Former Minister of Transportation, Lutfi Elvan said that the government built 29 more airports, while only 26 had been built in 80 years before the current government took power.

He also highlighted the several speed trains initiated under his term. Elvan said that the ministry had built 18,000-kilometer long dual carriageway.

"Also, the $9 billion highway project between Istanbul and Izmir is ongoing and is scheduled to serve the people by 2017," he added.

Former Interior Minister, Efkan Ala said that the ministry under him realized legal regulations to maintain peace and security of citizens.

He said that the regulations encompassed police, gendarmerie and coastguards, which paved the way for them to serve people more outdoors instead of them getting stuck inside offices.

Elvan, Ala and Justice Minister Bekir Bozdag had resigned on March 7 ahead of the parliamentary election in line with the country's constitution.

Minister of Science, Industry and Technology Fikri Isik said that his ministry had completed efforts to build an Informatics Valley in the western province of Kocaeli.

"It includes 37 organized industrial sites, 14 universities, Scientific and Technological Research Council of Turkey [TUBITAK] and Turkish Standards Institution [TSE]," Isik said.

He said that the ministry also launched a project to make electric cars and produce the satellite GOKTURK-2, and would launch another TURKSAT 6 satellite into space.

Education Minister Nabi Avci highlighted the conversion of privately run tutoring classes, known as "Dersane", into private schools.
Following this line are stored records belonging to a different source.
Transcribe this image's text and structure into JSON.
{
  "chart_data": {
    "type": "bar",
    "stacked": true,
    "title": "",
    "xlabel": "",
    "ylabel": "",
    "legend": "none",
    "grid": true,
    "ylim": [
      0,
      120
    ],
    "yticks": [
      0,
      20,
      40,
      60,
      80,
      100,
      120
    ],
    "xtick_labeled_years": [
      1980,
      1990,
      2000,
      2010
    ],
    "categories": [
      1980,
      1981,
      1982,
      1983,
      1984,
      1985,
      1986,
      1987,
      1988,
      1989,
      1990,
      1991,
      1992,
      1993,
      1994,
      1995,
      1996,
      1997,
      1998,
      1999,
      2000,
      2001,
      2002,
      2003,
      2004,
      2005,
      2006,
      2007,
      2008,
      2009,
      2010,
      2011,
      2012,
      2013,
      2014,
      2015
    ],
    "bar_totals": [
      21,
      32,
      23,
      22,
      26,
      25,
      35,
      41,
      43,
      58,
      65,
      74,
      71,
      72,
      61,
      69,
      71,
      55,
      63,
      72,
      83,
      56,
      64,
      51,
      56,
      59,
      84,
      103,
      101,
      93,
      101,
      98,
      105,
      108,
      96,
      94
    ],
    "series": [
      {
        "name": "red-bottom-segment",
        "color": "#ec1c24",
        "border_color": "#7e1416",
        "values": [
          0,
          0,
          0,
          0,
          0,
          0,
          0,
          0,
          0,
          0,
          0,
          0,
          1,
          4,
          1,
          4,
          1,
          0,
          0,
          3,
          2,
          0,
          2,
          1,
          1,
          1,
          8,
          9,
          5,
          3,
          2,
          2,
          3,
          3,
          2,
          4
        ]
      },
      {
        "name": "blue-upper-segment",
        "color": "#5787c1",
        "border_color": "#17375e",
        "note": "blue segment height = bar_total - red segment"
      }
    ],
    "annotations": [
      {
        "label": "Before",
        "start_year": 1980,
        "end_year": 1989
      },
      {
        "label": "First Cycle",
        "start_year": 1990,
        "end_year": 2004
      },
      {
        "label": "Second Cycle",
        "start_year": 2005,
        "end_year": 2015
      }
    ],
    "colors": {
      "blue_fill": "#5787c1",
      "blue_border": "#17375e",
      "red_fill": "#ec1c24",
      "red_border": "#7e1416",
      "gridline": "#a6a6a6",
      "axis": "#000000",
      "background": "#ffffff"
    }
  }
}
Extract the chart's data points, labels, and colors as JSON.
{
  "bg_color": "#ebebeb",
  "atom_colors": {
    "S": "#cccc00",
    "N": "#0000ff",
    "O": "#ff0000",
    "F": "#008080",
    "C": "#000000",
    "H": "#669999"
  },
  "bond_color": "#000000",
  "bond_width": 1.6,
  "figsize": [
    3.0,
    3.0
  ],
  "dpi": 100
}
"To date, 2,626 tutoring classes had applied and 2,228 of them have been examined," Avci said, adding that 364 of them had officially been turned into private schools and 401 were closed down.

Avci also noted that Turkish girls now had the freedom to attend state schools with their headscarves on.

Also, a total of 84,921 smart boards were installed at 3,645 schools, while 700,000 tablet computers were distributed among students, he added.

About 56 million Turkish citizens will vote in the country's 25th general election to elect 550 members of parliament on June 7.